The major downside of the above-presented solution is the fact that when performing the query behind the aggregate view each time when we query the view we can
have some performance issues. If the query behind the view takes too much time to be executed, then we should think of another solution to solve our problems.
One solution would be to use a table instead of a view, let’s call it EventStore table. We can use triggers that are inserting change events into this EventStore
whenever the data is changed in the business tables of our microservice. In this way, by polling the EventStore we can have all the changes that were produced in
a specific time interval without ever performing any costly query.
The below diagram will make things more explicit.
The picture is somehow similar to the one from the solution that used the aggregate view, but in this scenario, we are not using a view anymore, but a real table
and also, we are not querying any other table rather than the EventStore.

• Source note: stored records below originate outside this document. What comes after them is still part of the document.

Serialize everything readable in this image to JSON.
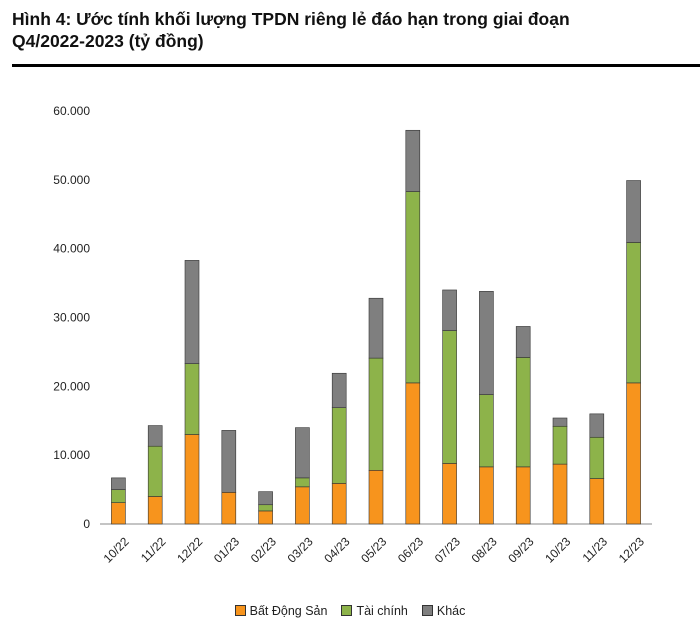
{
  "title_line1": "Hình 4: Ước tính khối lượng TPDN riêng lẻ đáo hạn trong giai đoạn",
  "title_line2": "Q4/2022-2023 (tỷ đồng)",
  "chart_data": {
    "type": "bar",
    "stacked": true,
    "title": "Hình 4: Ước tính khối lượng TPDN riêng lẻ đáo hạn trong giai đoạn Q4/2022-2023 (tỷ đồng)",
    "xlabel": "",
    "ylabel": "",
    "ylim": [
      0,
      60000
    ],
    "yticks": [
      0,
      10000,
      20000,
      30000,
      40000,
      50000,
      60000
    ],
    "ytick_labels": [
      "0",
      "10.000",
      "20.000",
      "30.000",
      "40.000",
      "50.000",
      "60.000"
    ],
    "grid": false,
    "legend_position": "bottom",
    "categories": [
      "10/22",
      "11/22",
      "12/22",
      "01/23",
      "02/23",
      "03/23",
      "04/23",
      "05/23",
      "06/23",
      "07/23",
      "08/23",
      "09/23",
      "10/23",
      "11/23",
      "12/23"
    ],
    "series": [
      {
        "name": "Bất Động Sản",
        "color": "#F7941D",
        "values": [
          3100,
          4000,
          13000,
          4600,
          1900,
          5400,
          5900,
          7800,
          20500,
          8800,
          8300,
          8300,
          8700,
          6600,
          20500
        ]
      },
      {
        "name": "Tài chính",
        "color": "#8DB34A",
        "values": [
          1900,
          7300,
          10300,
          0,
          900,
          1300,
          11000,
          16300,
          27800,
          19300,
          10500,
          15900,
          5500,
          6000,
          20400
        ]
      },
      {
        "name": "Khác",
        "color": "#7F7F7F",
        "values": [
          1700,
          3000,
          15000,
          9000,
          1900,
          7300,
          5000,
          8700,
          8900,
          5900,
          15000,
          4500,
          1200,
          3400,
          9000
        ]
      }
    ]
  }
}
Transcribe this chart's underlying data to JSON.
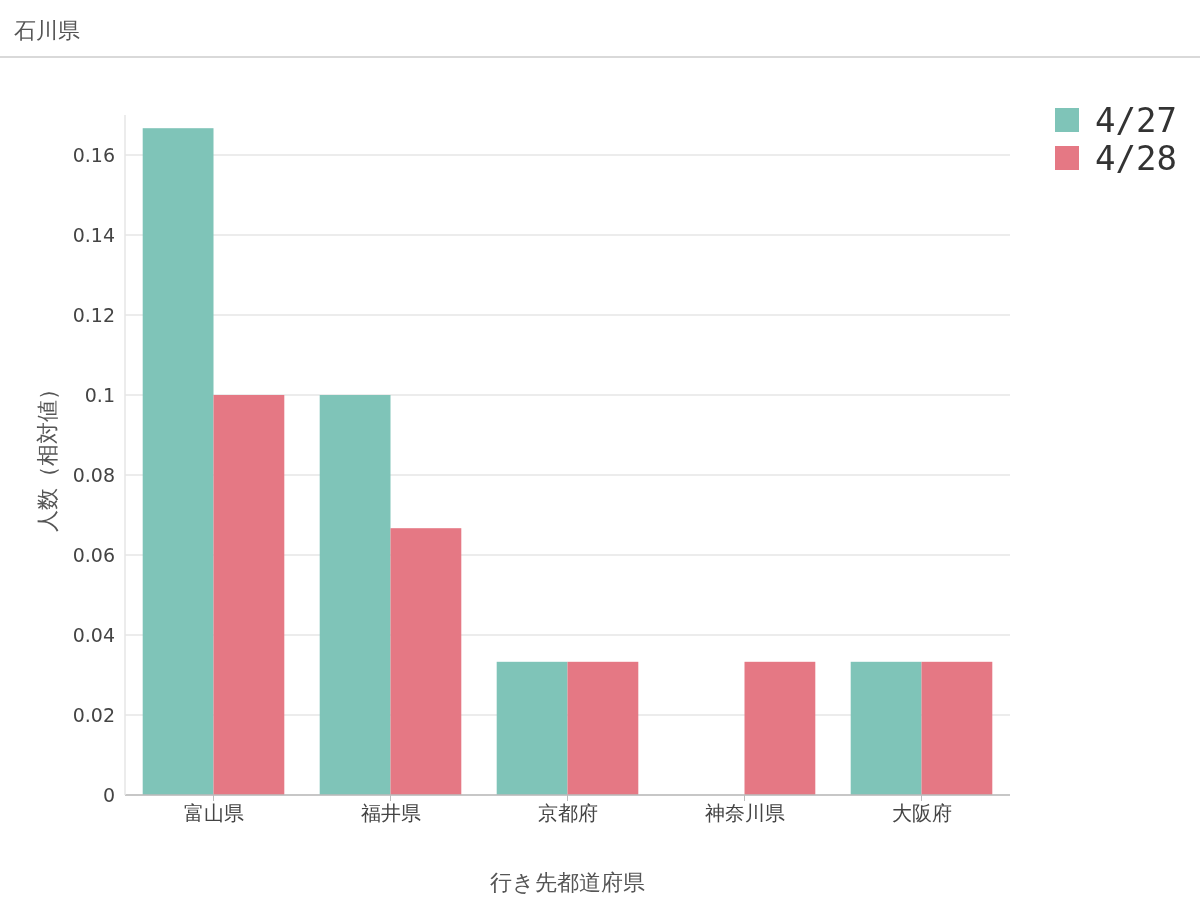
{
  "chart_data": {
    "type": "bar",
    "title": "石川県",
    "xlabel": "行き先都道府県",
    "ylabel": "人数（相対値）",
    "categories": [
      "富山県",
      "福井県",
      "京都府",
      "神奈川県",
      "大阪府"
    ],
    "series": [
      {
        "name": "4/27",
        "color": "#7fc4b8",
        "values": [
          0.1667,
          0.1,
          0.0333,
          0,
          0.0333
        ]
      },
      {
        "name": "4/28",
        "color": "#e57884",
        "values": [
          0.1,
          0.0667,
          0.0333,
          0.0333,
          0.0333
        ]
      }
    ],
    "ylim": [
      0,
      0.17
    ],
    "yticks": [
      0,
      0.02,
      0.04,
      0.06,
      0.08,
      0.1,
      0.12,
      0.14,
      0.16
    ],
    "grid": "y",
    "legend": "top right"
  }
}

This solution is very efficient if we talk about performance, but like the one in the previous scenario, we should avoid using it as much as possible.
Conclusions
We have seen how we can use various ways of integrating microservices in microservices-based architecture. Also, we have seen how the foundation (asynchronous message-driven) of the Reactive Manifesto can be created, by using multiple patterns for a well-designed coupling.
All the presented patterns were used in production-ready projects and worked as expected. Also, the mentioned downsides of each of the patterns are worth to be
taken into consideration before going to implement any of them.
If you want more details about understanding these solutions or how to evolve them, I suggest you look into “Designing Data-Intensive Applications” by Martin Kleppmann.